Sind die Handwerkskammern überschuldet? Nach einer Veröffentlichung des „Handwerksberaters“ steht es nicht gut um die Finanzen der Kammern. Transparenz über Soll und Haben der öffentlich-rechtlichen Einrichtungen scheint nicht gewollt zu sein. Die Risiken werden verschwiegen. Die Frage nach den Finanzen der Kammern ist vor allem vor dem Hintergrund brisant, dass die schwierige wirtschaftliche Situation in Deutschland zu deutlichen Einbrüchen in den Mitgliedsbeiträgen führt. Aber die Schieflage ist nicht konjunkturell bedingt, sondern schlicht und einfach hausgemacht. Der Interessenverband Freier Handwerker (IFHandwerk) fordert die Kammern deshalb auf, Transparenz über die finanzielle Lage zu schaffen.

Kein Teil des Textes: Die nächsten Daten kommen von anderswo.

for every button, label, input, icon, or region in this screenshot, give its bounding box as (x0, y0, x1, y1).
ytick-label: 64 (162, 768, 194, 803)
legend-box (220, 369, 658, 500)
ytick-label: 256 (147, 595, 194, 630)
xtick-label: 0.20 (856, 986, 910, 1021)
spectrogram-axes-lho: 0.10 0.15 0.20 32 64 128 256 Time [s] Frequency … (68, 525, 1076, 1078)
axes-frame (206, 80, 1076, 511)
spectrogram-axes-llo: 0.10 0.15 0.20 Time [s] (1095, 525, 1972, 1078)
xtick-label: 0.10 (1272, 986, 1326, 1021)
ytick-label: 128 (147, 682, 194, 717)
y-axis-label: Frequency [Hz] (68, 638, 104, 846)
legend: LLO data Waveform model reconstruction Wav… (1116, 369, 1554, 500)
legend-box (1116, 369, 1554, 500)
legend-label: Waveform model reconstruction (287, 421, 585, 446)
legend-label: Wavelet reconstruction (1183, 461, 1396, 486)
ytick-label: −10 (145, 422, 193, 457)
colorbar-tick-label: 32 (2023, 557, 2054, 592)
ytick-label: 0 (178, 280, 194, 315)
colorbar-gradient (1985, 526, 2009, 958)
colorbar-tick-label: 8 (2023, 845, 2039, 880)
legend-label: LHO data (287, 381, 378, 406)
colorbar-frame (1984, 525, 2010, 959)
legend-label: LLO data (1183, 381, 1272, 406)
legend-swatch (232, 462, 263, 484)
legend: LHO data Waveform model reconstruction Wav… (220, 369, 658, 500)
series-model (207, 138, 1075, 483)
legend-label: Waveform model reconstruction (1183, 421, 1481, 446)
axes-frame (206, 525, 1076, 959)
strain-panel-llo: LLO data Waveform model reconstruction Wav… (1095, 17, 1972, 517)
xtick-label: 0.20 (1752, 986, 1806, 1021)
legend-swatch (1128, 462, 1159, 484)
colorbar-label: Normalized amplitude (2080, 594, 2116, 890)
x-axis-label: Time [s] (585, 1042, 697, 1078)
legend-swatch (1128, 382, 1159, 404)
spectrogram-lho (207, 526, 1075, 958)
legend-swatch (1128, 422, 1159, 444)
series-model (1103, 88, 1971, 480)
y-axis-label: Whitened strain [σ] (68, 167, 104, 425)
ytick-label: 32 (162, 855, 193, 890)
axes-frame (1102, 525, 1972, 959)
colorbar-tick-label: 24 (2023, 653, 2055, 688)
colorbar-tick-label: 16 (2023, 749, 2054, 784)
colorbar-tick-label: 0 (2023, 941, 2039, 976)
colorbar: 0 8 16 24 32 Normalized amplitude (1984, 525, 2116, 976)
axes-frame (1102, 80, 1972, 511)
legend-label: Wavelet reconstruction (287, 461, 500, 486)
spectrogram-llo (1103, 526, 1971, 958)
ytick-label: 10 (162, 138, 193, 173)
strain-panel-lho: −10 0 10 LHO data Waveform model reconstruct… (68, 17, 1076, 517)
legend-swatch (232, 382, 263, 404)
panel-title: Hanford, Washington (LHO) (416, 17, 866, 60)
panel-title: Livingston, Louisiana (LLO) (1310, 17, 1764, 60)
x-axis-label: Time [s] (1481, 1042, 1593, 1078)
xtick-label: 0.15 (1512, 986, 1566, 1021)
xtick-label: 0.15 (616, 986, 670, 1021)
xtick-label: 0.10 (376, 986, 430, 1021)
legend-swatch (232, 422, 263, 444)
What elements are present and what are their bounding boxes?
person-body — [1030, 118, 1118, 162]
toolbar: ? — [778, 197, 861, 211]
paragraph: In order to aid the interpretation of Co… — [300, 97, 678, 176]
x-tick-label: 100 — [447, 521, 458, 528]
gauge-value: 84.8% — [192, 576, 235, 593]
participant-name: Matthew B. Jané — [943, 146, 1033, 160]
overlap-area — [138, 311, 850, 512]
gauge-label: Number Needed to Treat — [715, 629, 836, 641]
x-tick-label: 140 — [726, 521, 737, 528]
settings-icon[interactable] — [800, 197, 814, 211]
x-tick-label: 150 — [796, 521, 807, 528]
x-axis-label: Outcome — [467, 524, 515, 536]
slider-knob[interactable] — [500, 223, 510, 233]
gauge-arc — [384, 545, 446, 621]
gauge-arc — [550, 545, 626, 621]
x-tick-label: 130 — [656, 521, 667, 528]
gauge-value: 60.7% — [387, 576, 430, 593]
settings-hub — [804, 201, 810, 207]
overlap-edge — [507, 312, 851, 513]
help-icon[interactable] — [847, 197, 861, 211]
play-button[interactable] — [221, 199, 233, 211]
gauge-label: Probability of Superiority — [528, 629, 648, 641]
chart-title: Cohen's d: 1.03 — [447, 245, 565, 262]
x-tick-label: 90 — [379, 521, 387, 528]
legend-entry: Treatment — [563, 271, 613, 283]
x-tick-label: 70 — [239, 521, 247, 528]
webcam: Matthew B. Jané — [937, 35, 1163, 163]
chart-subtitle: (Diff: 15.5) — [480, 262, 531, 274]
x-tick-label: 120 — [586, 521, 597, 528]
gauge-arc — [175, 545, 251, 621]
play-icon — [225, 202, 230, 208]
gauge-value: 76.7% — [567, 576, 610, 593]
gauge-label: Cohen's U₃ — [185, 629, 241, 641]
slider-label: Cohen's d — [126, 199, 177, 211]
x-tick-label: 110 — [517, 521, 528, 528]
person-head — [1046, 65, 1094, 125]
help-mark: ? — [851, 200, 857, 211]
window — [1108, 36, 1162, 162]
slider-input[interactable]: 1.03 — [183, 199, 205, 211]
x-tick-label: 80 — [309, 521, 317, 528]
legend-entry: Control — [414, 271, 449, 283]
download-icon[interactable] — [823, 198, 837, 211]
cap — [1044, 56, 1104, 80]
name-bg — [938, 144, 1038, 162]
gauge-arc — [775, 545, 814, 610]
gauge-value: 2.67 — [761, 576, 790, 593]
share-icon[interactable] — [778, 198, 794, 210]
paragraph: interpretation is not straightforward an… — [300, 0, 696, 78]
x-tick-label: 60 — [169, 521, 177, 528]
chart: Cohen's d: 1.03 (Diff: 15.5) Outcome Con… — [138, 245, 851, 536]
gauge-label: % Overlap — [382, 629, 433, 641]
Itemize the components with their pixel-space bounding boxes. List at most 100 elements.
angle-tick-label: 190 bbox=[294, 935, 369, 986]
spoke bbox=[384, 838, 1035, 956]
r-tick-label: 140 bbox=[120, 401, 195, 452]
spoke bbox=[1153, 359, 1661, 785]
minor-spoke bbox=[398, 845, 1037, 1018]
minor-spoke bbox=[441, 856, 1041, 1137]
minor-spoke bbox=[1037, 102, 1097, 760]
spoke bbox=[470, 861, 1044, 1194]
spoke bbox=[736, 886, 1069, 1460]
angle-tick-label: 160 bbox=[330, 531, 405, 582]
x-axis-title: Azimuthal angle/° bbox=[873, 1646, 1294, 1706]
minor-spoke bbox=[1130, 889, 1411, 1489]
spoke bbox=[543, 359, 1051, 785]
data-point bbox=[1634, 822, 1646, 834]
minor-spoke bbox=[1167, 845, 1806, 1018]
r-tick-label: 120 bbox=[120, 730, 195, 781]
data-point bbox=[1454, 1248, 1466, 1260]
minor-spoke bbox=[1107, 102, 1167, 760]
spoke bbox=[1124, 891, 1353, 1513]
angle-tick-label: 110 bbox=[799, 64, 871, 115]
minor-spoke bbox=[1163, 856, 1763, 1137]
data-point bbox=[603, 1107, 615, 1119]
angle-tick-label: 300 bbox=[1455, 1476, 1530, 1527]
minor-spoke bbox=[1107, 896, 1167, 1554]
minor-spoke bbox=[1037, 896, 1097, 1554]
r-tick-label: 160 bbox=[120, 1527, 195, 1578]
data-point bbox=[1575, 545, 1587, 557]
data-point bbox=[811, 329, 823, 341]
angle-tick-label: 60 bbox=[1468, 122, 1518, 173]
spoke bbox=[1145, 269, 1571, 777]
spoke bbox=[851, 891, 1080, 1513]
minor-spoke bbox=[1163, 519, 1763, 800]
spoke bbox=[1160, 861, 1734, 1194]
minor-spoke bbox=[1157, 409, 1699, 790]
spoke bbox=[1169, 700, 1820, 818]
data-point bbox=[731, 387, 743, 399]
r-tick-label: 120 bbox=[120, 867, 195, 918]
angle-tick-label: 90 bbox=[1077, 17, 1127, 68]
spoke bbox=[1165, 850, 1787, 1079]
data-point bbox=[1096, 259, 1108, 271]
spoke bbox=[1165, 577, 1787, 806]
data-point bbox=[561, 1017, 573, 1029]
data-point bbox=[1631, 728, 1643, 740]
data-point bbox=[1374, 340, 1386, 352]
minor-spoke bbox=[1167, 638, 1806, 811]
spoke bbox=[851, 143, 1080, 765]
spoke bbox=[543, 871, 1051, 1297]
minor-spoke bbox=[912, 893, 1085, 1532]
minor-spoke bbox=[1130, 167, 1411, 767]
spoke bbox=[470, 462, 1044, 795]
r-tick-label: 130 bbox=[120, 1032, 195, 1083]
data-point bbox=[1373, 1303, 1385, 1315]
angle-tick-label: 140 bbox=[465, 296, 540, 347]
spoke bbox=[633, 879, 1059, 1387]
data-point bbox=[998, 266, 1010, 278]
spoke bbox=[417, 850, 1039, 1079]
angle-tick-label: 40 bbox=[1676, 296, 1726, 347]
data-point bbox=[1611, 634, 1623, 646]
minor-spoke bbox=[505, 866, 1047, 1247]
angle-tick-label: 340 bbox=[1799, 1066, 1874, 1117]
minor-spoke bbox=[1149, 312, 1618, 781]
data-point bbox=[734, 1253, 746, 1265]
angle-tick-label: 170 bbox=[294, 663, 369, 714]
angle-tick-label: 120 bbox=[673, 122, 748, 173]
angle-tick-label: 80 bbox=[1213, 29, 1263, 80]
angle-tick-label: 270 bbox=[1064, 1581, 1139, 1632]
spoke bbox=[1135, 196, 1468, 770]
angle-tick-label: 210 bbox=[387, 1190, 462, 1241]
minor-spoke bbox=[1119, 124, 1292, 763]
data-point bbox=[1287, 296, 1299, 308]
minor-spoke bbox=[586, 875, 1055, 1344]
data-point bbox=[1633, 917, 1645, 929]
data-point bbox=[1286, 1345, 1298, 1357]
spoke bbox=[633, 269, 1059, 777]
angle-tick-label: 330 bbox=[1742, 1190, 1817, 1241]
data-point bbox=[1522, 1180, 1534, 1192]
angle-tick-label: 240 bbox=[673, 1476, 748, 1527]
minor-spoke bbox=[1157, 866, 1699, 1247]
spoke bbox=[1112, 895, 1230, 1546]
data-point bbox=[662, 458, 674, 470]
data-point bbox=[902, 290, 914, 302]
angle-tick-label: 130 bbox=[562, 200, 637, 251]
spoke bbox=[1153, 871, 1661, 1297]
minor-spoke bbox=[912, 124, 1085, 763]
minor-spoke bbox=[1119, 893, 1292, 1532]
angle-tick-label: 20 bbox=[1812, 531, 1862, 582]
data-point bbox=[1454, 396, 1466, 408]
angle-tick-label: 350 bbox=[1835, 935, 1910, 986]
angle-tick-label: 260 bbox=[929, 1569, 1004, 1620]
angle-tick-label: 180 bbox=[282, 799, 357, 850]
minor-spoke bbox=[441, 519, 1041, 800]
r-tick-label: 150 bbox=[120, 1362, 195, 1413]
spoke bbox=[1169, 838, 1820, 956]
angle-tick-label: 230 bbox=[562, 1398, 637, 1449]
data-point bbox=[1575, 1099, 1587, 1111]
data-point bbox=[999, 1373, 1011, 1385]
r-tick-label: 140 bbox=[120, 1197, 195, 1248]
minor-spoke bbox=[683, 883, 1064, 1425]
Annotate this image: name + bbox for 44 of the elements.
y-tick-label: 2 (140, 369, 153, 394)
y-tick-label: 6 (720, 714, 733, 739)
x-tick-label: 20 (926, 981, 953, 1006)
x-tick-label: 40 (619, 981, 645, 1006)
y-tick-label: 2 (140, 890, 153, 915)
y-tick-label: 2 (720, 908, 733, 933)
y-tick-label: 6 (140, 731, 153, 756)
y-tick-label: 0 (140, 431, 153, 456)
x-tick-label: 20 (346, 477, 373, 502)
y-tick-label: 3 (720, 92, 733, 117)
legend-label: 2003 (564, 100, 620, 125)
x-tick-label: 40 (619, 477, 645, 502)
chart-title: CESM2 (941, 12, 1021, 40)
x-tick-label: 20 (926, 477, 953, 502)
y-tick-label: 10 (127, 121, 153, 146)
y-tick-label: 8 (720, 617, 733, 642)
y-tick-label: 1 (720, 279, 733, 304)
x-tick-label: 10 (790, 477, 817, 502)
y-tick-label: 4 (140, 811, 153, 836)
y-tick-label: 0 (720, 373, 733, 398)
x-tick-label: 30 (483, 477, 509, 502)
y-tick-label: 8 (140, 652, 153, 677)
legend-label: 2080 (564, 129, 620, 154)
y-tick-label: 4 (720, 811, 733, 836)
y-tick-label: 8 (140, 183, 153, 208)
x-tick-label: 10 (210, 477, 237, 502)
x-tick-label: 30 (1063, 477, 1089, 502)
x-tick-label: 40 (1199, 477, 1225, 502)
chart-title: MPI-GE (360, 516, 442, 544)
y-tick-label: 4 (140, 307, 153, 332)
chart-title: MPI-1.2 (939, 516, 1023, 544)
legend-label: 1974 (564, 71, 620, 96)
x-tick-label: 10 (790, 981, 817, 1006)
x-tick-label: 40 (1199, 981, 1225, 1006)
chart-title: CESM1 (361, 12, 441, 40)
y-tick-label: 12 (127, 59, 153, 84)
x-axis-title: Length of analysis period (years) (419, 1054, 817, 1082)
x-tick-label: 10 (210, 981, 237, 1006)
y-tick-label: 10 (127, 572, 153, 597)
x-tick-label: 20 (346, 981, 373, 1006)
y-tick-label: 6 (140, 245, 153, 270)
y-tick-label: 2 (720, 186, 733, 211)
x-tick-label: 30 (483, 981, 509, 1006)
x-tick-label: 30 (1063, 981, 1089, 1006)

„Bislang weiß kaum ein Mitglied, ob die finanzielle Zukunft seiner Handwerkskammer gesichert ist“, so Michael Wörle, Geschäftsführer des IFHandwerk e.V. „Wir fordern deshalb die Kammern auf, die Öffentlichkeit über Soll und Haben zu informieren“. Strukturell plagen die Handwerkskammern nach Insiderinformationen noch schlimmere Probleme als die IHKn: Denn über Jahrzehnte sind enorme Pensionsverpflichtungen für die Wirtschaftsorganisationen entstanden, die das Vermögen der Kammern weit übersteigen. So muss der Deutsche Industrie- und Handelskammertag (DIHK) für Pensionszahlungen in Höhe von 60 Millionen Euro einstehen, berichtete das TV-Magazin „Kontraste“. Nur 14,3 Millionen seien jedoch bislang finanziert, wie die TV-Sendung informiert. Das allein ist schon schlimm genug. Aber wer zahlt die Zeche? Im schlimmsten Fall – bei einer Insolvenz – haften die Steuerzahler für eine Pleite der öffentlich-rechtlichen Kammern.

„In der Finanzkrise kommt verschärfend hinzu, dass die Kammern aufgrund von Insolvenzen und fallender Umsätze ihrer Mitgliedsunternehmen mit deutlich weniger Beiträgen rechnen müssen“, so Michael Wörle. „Höchste Zeit für eine Aufklärung der Öffentlichkeit“.